Qwilleran liked Barbara’s sense of humor. When invited in to meet Molasses, he liked her taste in design, too. Replacing Polly’s elderly heirlooms was a roomful of blond modern furniture, accents of chrome, and abstract art. Yet an old paisley shawl with long fringe was draped on a wall above the spinet piano.
Barbara said, “My mother brought that home from India when she was a college student and had it draped over her grand piano all her life. I’d drape it over the spinet, but Molasses is a fringe freak.”
On Saturday night, before driving to the theater for the musical, the Willows foursome gathered at Barbara’s for a light repast.
At the performance, it was the usual happy audience found atCats. The stage was full of furry costumes with tails, and there was a five-piece orchestra in the pit.

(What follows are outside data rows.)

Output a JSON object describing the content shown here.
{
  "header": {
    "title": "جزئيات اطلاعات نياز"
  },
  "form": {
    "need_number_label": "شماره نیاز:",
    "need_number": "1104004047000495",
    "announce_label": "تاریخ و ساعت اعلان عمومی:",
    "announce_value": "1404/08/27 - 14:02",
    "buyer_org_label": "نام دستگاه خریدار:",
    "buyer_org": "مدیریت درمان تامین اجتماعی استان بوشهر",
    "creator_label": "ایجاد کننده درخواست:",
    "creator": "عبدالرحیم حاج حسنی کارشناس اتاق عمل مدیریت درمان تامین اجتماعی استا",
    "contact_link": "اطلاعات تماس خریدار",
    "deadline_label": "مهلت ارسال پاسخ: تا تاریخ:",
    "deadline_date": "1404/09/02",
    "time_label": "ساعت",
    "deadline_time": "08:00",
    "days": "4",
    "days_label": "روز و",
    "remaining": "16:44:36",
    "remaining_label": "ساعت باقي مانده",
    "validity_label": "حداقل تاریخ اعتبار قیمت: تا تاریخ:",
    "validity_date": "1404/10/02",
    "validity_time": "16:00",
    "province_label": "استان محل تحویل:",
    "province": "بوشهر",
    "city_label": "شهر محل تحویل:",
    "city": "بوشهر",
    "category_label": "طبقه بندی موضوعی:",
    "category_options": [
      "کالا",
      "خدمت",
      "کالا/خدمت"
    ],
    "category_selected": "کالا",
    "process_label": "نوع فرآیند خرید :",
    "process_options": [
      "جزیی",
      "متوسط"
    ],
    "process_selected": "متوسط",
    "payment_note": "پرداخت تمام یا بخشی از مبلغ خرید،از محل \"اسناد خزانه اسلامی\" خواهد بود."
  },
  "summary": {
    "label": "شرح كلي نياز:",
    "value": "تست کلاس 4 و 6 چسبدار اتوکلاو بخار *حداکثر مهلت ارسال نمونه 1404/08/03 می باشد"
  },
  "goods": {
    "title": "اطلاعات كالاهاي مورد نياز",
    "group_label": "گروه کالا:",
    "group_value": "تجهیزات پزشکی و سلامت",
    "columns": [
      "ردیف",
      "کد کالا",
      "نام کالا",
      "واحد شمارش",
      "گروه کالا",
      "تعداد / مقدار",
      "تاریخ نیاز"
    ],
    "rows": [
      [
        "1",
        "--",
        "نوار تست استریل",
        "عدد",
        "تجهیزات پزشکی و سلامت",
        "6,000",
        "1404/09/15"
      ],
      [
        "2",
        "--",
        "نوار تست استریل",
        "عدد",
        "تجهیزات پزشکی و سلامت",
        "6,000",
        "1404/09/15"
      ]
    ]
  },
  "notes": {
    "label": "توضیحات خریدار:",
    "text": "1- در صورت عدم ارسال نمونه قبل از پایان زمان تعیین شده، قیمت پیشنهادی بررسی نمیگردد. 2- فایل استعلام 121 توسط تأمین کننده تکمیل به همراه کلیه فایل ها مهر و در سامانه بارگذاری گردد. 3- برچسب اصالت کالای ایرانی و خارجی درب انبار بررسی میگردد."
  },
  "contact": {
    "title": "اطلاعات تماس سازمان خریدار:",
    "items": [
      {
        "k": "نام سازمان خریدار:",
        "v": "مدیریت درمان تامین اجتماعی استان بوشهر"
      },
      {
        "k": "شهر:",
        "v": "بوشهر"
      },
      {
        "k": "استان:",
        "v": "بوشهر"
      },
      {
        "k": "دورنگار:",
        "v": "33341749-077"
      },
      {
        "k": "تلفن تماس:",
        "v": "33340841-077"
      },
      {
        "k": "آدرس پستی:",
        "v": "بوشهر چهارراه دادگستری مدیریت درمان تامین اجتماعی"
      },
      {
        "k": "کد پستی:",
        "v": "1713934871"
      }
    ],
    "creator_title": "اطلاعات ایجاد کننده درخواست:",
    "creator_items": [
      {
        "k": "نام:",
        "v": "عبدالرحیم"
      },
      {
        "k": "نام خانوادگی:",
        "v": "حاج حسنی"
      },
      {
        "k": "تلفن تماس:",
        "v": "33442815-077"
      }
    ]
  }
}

Barbara said, “I should have named Molasses Rum Tum Tugger. He will do as he do do, and there’s no doing anything about it.”
Connie cried when Grizabella sang “Memory.”
At intermission Wetherby said he identified with Bustopher Jones, and Qwilleran said Old Deuteronomy would probably write a newspaper column.
And so it went; Qwilleran was pleased with his new neighbors.
They were all exhilarated as they drove home, until they heard the disturbing sound of sirens from speeding fire trucks.
Wetherby phoned the radio station, and the voice that came over the speaker shocked them all: “It’s the barn! Your friend’s barn, Joe! Arson!”
There was a stunned silence in the vehicle.
Qwilleran was the first one who spoke. “I’m only thankful that the cats are safe at the condo.”
There were murmurs of agreement from the women. Joe said, “Do you think there’ll be something on TV when we get home? I think we all need a stiff drink.”
Barbara voiced everyone’s opinion when she said that the fire was the work of lawless gangs in Bixby. “They torched the Old Hulk and got away with it because it was of little value, but the barn is known around the world for its architecture and beauty.”
Dr. Connie said, “My friends in Scotland had heard about the barn and asked for snapshots of it.”